Very much so, since they usually won't cut off until 3 volts; a Li-Ion cell starts getting damaged below 3.6 volts, and the longer you leave it below that voltage, the more damage is done. Plus not all chargers cut off at the proper voltage, many continue to trickle charge as long as they're on, which is pretty much guaranteed to cause an explosion over a long enough period of time.

I understand your size concerns, but "laboratory" and "Li-Ion" don't really go together in my mind.

[LightScene]

The Jetbeam Jet III M (Military) uses one 18650. It is good sized. It has 2 levels - 1) full - head tight, 2) your choice - head loosened. The rear clicky switch is 'tactical', meaning it turns on as soon as you press it and stays on if you click it. For your purposes, the Warm version with OP reflector should be perfect. I just tried it at my desk and the full brightness is not startling to the eyes. This flashlight costs about $85 and is built very strong. The bezel is flat stainless, perfect for standing on. The tailcap is also stainless. The front lens is shock protected. At a distance of 6", the hot-spot has a diameter of 1". There is no dark spot in the middle at any distance.
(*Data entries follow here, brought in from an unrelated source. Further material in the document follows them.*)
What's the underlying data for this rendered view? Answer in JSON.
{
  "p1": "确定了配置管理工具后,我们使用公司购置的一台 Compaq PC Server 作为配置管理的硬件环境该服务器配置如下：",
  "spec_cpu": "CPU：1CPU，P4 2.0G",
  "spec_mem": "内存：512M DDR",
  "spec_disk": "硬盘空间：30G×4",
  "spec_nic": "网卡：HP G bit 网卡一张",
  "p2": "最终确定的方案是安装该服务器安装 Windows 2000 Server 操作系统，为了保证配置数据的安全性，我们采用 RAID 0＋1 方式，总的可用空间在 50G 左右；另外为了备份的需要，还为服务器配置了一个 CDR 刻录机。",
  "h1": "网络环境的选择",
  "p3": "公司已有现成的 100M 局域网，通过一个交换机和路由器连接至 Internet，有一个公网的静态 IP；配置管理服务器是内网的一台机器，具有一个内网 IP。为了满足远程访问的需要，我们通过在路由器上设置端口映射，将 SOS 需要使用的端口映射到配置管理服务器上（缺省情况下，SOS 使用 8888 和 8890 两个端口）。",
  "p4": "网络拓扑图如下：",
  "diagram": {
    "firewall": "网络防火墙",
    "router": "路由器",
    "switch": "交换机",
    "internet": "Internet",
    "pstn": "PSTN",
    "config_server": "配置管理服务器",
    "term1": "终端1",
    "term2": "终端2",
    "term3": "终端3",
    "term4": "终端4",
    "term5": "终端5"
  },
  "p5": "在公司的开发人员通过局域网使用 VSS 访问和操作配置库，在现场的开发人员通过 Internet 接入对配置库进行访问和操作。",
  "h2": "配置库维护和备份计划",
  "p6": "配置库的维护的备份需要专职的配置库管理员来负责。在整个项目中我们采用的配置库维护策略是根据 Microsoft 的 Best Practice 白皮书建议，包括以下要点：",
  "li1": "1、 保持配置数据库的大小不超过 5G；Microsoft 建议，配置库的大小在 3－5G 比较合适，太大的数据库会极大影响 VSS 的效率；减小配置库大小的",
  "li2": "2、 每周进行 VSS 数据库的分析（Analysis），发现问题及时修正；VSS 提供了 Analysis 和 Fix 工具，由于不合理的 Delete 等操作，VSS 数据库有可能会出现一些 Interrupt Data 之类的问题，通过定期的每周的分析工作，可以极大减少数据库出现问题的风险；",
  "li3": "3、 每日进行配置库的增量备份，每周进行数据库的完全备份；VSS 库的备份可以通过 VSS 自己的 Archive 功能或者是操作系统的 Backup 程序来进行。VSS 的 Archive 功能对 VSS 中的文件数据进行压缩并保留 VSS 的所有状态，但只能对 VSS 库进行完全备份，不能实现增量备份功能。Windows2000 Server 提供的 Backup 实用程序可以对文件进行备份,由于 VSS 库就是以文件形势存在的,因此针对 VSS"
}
When you asked about over-discharge, I think you meant over-charge. As a precaution, you could put the charger on a timer, just in case it malfunctions. I don't worry about it myself, but some people in this forum are very paranoid on this issue. You could also create a charging station that is fire proof - like the inside of metal trash can, etc.

[MattK]

Olight M20 or Fenix TK11 should both suit your needs.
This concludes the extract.